Historical origins of common good
The common good is a fund of money and assets, formerly owned by a burgh and now owned and administered by the local authority for the relevant area.
Although it is administered separately from other local authority funds for accounting purposes, it is owned by the local authority, albeit subject to certain rules relating, in particular, to its disposal. The immediate reason for this separate treatment is to be found in the Local Government (Scotland) Act 1973. However, the roots of common good - and the issues it raises today - stretch back much further.
In its most basic form, common good has its origins in the early Middle Ages, when the ferm toun-a small settlement of interconnected families living in close proximity for mutual protection and support - took a collectivist approach to certain aspects of the farming operation.
The principal feature of this approach was the common muir. Although individuals might have their own strips of land radiating out from the settlement for arable use, it made sense to share grazing land for herd animals.
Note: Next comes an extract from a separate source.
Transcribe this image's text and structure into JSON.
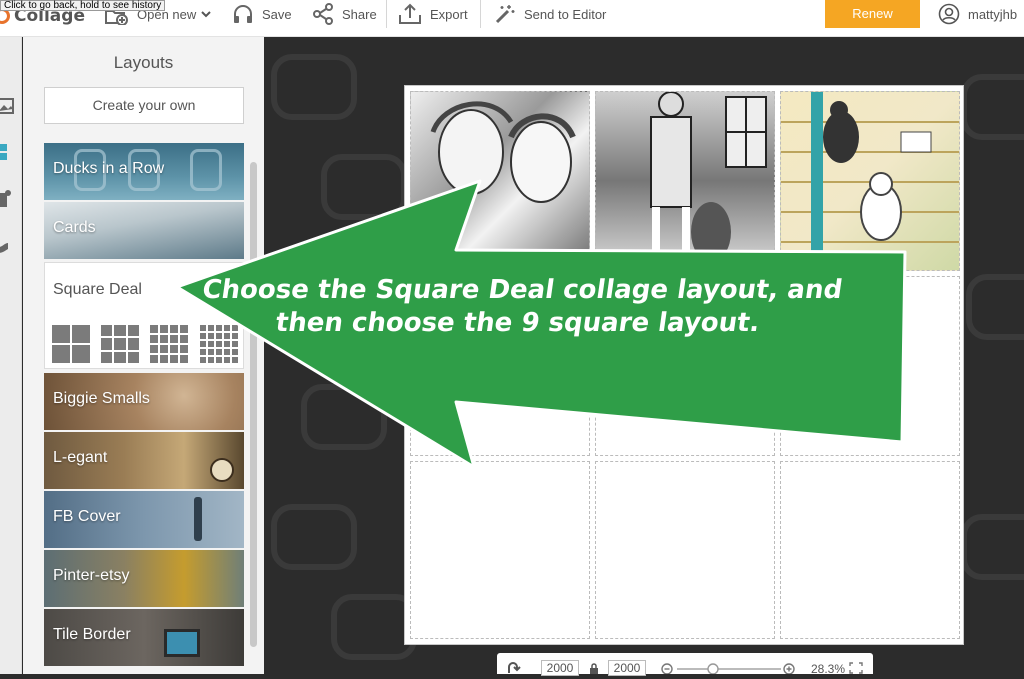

With the advent of the feudal system, this land was often feued out in common for specific purposes. Other essential pertinents, such as peat-cutting rights or land set aside in the centre of the toun for bleaching and drying clothes, were also owned in common.
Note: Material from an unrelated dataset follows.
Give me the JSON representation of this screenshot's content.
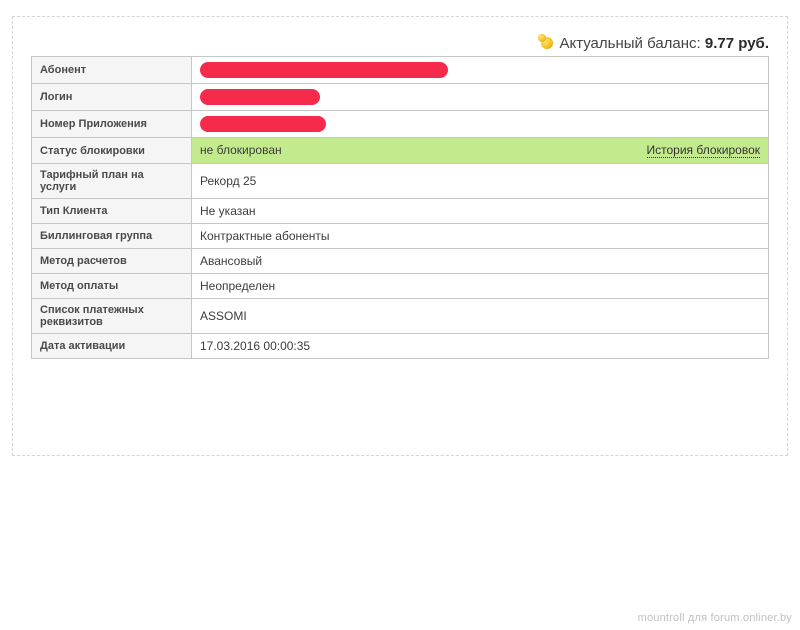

Distinctions between commonties such as these and common good in its later form are discussed below. However, the common good itself and its development as a legal concept matches its historical development, and in particular the evolution of such simple ferm touns into burghs.
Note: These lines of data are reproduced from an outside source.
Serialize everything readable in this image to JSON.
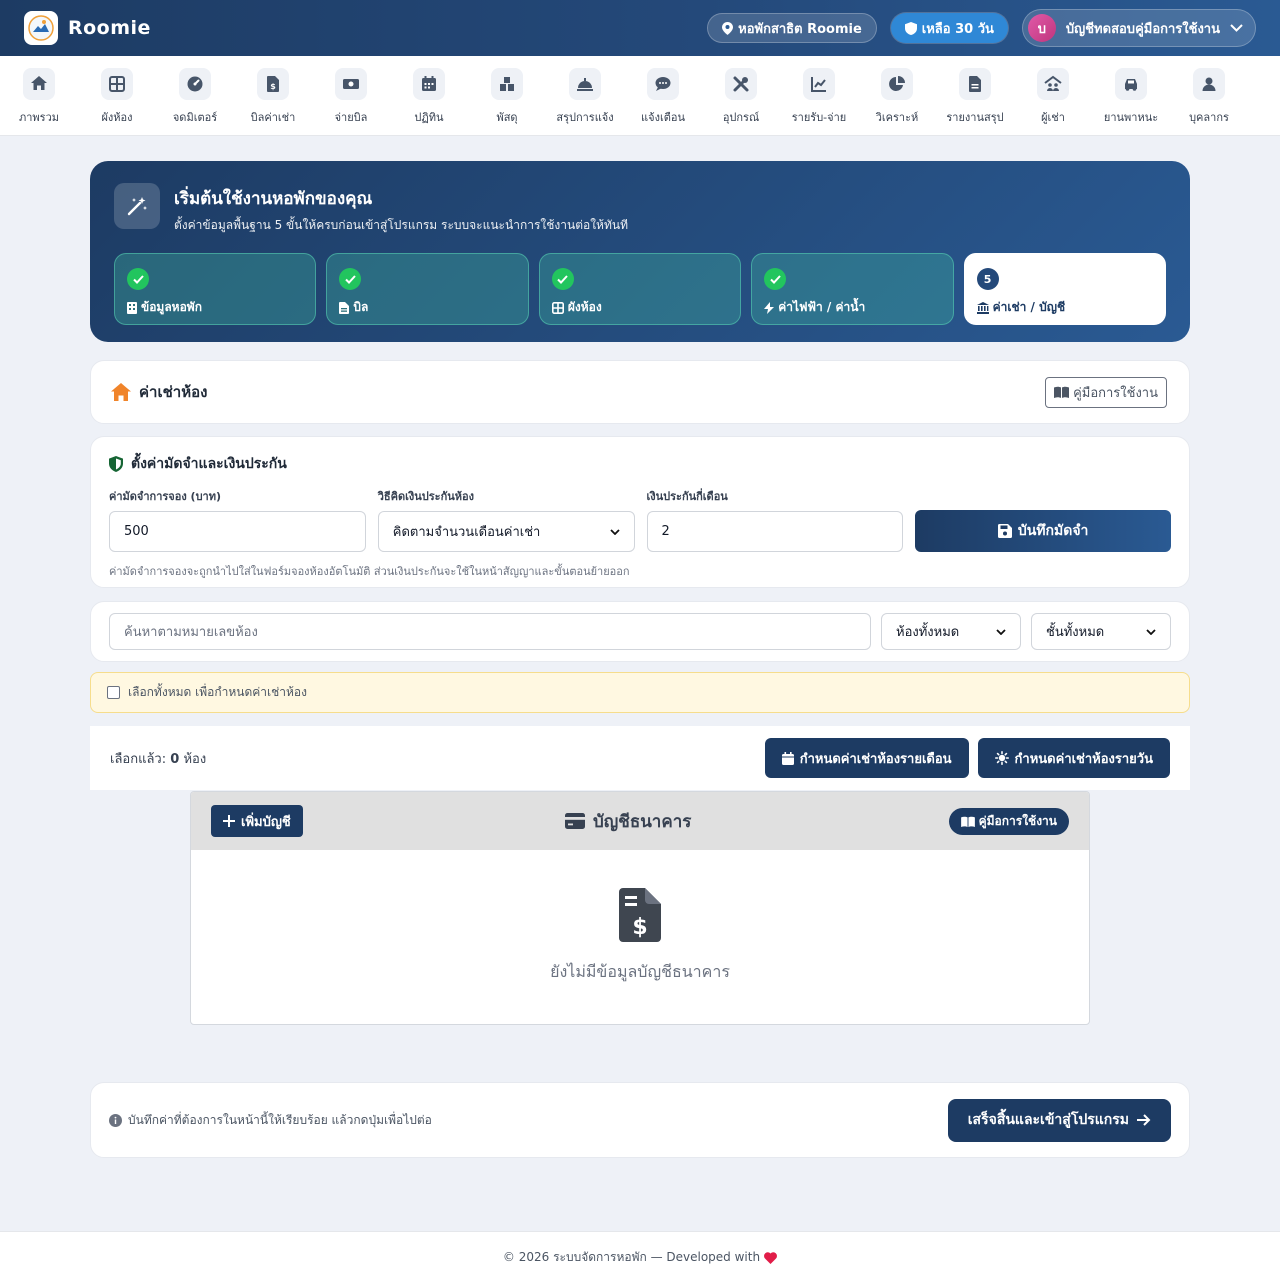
{
  "header": {
    "brand": "Roomie",
    "location_label": "หอพักสาธิต Roomie",
    "days_left_label": "เหลือ 30 วัน",
    "user_initial": "บ",
    "user_name": "บัญชีทดสอบคู่มือการใช้งาน"
  },
  "nav": {
    "items": [
      {
        "label": "ภาพรวม",
        "icon": "home-icon"
      },
      {
        "label": "ผังห้อง",
        "icon": "grid-icon"
      },
      {
        "label": "จดมิเตอร์",
        "icon": "gauge-icon"
      },
      {
        "label": "บิลค่าเช่า",
        "icon": "invoice-icon"
      },
      {
        "label": "จ่ายบิล",
        "icon": "money-icon"
      },
      {
        "label": "ปฏิทิน",
        "icon": "calendar-icon"
      },
      {
        "label": "พัสดุ",
        "icon": "boxes-icon"
      },
      {
        "label": "สรุปการแจ้ง",
        "icon": "bell-concierge-icon"
      },
      {
        "label": "แจ้งเตือน",
        "icon": "chat-icon"
      },
      {
        "label": "อุปกรณ์",
        "icon": "tools-icon"
      },
      {
        "label": "รายรับ-จ่าย",
        "icon": "chart-line-icon"
      },
      {
        "label": "วิเคราะห์",
        "icon": "pie-chart-icon"
      },
      {
        "label": "รายงานสรุป",
        "icon": "file-icon"
      },
      {
        "label": "ผู้เช่า",
        "icon": "people-roof-icon"
      },
      {
        "label": "ยานพาหนะ",
        "icon": "car-icon"
      },
      {
        "label": "บุคลากร",
        "icon": "user-icon"
      }
    ]
  },
  "hero": {
    "title": "เริ่มต้นใช้งานหอพักของคุณ",
    "subtitle": "ตั้งค่าข้อมูลพื้นฐาน 5 ขั้นให้ครบก่อนเข้าสู่โปรแกรม ระบบจะแนะนำการใช้งานต่อให้ทันที",
    "steps": [
      {
        "label": "ข้อมูลหอพัก",
        "done": true
      },
      {
        "label": "บิล",
        "done": true
      },
      {
        "label": "ผังห้อง",
        "done": true
      },
      {
        "label": "ค่าไฟฟ้า / ค่าน้ำ",
        "done": true
      },
      {
        "label": "ค่าเช่า / บัญชี",
        "done": false,
        "number": "5"
      }
    ]
  },
  "section": {
    "title": "ค่าเช่าห้อง",
    "manual_label": "คู่มือการใช้งาน"
  },
  "deposit": {
    "title": "ตั้งค่ามัดจำและเงินประกัน",
    "booking_label": "ค่ามัดจำการจอง (บาท)",
    "booking_value": "500",
    "method_label": "วิธีคิดเงินประกันห้อง",
    "method_value": "คิดตามจำนวนเดือนค่าเช่า",
    "months_label": "เงินประกันกี่เดือน",
    "months_value": "2",
    "save_label": "บันทึกมัดจำ",
    "hint": "ค่ามัดจำการจองจะถูกนำไปใส่ในฟอร์มจองห้องอัตโนมัติ ส่วนเงินประกันจะใช้ในหน้าสัญญาและขั้นตอนย้ายออก"
  },
  "filters": {
    "search_placeholder": "ค้นหาตามหมายเลขห้อง",
    "room_filter": "ห้องทั้งหมด",
    "floor_filter": "ชั้นทั้งหมด"
  },
  "select_all": {
    "label": "เลือกทั้งหมด เพื่อกำหนดค่าเช่าห้อง"
  },
  "selection": {
    "prefix": "เลือกแล้ว:",
    "count": "0",
    "suffix": "ห้อง",
    "monthly_label": "กำหนดค่าเช่าห้องรายเดือน",
    "daily_label": "กำหนดค่าเช่าห้องรายวัน"
  },
  "bank": {
    "add_label": "เพิ่มบัญชี",
    "title": "บัญชีธนาคาร",
    "manual_label": "คู่มือการใช้งาน",
    "empty_text": "ยังไม่มีข้อมูลบัญชีธนาคาร"
  },
  "finish": {
    "note": "บันทึกค่าที่ต้องการในหน้านี้ให้เรียบร้อย แล้วกดปุ่มเพื่อไปต่อ",
    "button_label": "เสร็จสิ้นและเข้าสู่โปรแกรม"
  },
  "footer": {
    "text": "© 2026 ระบบจัดการหอพัก — Developed with"
  },
  "colors": {
    "primary": "#1d3b63",
    "accent": "#2a5a93",
    "success": "#22c55e",
    "warning_bg": "#fff8e1",
    "heart": "#e11d48"
  }
}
Scottish burghs (derived from the Anglo-Saxon burh) derived from a desire on the part of mediaeval Scotland to develop economically. In the early 1100s, the Scottish kings imported ideas, people and material wholesale from Continental Europe in an effort to modernise and improve the Scottish economy.
David I, in particular, introduced a number of measures which built on the newly arrived feudal system and reflected what he had seen during his time on the Continent.